I don't know if it was just having seen a great Wes Anderson movie less than a day earlier or what, but I couldn't help but think while watching THE BIG YEAR (2011) that it felt like what would happen if a Wes Anderson style screenplay were somehow handed to a completely average, non-adventurous mainstream director.
I didn't know too much about the movie going in, just that it was about bird watching enthusiasts and it starred Owen Wilson, Jack Black and Steve Martin, three actors who have done some great movies in the past, but also put out a lot of fluff between the good ones. And I think Kevin Pollak mentioned it once or twice on his talk show, so I knew he was in it, and is usually entertaining.

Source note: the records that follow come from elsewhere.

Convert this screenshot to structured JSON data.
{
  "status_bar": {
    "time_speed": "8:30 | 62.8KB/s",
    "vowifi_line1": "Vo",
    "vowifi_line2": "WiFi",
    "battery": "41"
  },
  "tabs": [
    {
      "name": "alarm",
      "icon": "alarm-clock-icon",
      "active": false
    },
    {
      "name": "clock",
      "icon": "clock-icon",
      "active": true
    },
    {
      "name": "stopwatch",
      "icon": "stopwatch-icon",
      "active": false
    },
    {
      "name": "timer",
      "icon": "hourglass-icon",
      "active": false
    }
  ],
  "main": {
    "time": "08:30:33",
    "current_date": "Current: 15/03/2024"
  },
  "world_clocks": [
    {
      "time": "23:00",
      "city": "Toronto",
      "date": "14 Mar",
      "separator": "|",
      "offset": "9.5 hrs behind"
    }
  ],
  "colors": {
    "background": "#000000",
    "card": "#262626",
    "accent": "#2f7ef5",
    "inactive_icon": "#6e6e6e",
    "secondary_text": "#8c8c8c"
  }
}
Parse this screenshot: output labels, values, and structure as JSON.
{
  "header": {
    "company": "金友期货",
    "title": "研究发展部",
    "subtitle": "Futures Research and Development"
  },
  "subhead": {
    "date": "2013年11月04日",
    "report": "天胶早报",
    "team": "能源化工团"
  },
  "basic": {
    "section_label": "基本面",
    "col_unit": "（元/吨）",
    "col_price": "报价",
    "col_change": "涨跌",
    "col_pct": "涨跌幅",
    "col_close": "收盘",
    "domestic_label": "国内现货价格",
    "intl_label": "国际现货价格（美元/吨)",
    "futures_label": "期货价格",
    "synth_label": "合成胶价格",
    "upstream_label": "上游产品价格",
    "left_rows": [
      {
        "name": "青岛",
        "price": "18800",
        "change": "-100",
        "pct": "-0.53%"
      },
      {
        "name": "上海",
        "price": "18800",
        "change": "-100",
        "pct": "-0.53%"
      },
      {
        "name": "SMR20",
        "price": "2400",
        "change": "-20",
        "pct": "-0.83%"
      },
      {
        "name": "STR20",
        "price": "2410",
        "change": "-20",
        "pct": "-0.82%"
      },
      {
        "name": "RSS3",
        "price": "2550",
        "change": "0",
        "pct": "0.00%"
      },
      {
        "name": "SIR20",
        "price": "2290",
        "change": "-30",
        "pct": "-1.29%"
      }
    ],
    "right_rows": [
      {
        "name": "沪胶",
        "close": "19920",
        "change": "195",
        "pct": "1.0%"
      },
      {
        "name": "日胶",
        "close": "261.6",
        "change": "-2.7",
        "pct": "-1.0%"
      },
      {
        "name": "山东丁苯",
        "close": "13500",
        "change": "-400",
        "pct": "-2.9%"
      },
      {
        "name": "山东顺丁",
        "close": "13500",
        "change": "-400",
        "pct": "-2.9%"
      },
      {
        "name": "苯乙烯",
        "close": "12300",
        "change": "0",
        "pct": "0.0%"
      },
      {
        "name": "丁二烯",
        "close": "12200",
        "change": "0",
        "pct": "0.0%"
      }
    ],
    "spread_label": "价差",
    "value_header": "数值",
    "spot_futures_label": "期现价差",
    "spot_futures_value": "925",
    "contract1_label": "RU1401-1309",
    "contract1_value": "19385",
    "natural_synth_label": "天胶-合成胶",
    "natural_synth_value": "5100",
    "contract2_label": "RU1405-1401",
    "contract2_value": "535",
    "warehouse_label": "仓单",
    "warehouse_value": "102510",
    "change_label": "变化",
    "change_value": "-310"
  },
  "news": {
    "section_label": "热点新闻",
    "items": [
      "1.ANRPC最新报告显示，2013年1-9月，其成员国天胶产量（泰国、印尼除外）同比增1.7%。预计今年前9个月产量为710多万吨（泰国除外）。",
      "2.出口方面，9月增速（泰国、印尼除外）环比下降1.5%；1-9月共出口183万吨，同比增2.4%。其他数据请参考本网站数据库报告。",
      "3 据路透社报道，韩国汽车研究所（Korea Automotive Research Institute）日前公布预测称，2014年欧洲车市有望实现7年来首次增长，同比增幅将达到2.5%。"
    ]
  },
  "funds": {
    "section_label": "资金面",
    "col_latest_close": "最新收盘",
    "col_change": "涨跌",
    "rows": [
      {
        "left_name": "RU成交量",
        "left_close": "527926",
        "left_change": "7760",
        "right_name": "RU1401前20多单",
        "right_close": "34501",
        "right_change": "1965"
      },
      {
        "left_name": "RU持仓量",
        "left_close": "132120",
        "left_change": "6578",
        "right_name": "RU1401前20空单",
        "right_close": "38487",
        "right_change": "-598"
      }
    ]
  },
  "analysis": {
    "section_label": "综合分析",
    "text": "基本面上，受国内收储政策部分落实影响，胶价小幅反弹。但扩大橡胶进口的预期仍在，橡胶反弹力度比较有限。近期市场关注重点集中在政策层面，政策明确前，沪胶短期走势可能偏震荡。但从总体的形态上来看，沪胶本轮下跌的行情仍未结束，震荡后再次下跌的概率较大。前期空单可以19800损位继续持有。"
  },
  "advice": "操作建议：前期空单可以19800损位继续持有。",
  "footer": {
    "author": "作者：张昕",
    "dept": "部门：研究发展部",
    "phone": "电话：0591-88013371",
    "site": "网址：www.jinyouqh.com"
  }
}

I think I would have to say that I liked it overall, but the script really seemed to be fighting against the direction throughout. Everything in the script was quirky, from the premise to the plot to the characters to the settings. I couldn't help but to picture how someone like Wes Anderson would interpret all of it, the exact opposite of what the actual director (David Frankel, for the record, who I'm only familiar with from THE DEVIL WEARS PRADA) chose to do. The film makes all the safe, mainstream choices in how to tell the story, how to handle the music cues. That ended up turning it into a good film that was nothing special, and I was left with the feeling that if it was bolder it could have been a great film. Or possibly a spectacular failure, but either way something memorable. I mean, the script has a remote Alaskan cabin where birders go to spot a few rare birds at a particular time of year. In a Wes Anderson movie, that cabin would just look like nothing you'd seen before, but if he succeeded look exactly right. In this movie, it's just a cabin in Alaska.
So I'm not sorry I watched it, and it was pleasant to see Wilson, Black and Martin all doing better work than a lot of their choices, but I'm not sure I'd ever watch it again.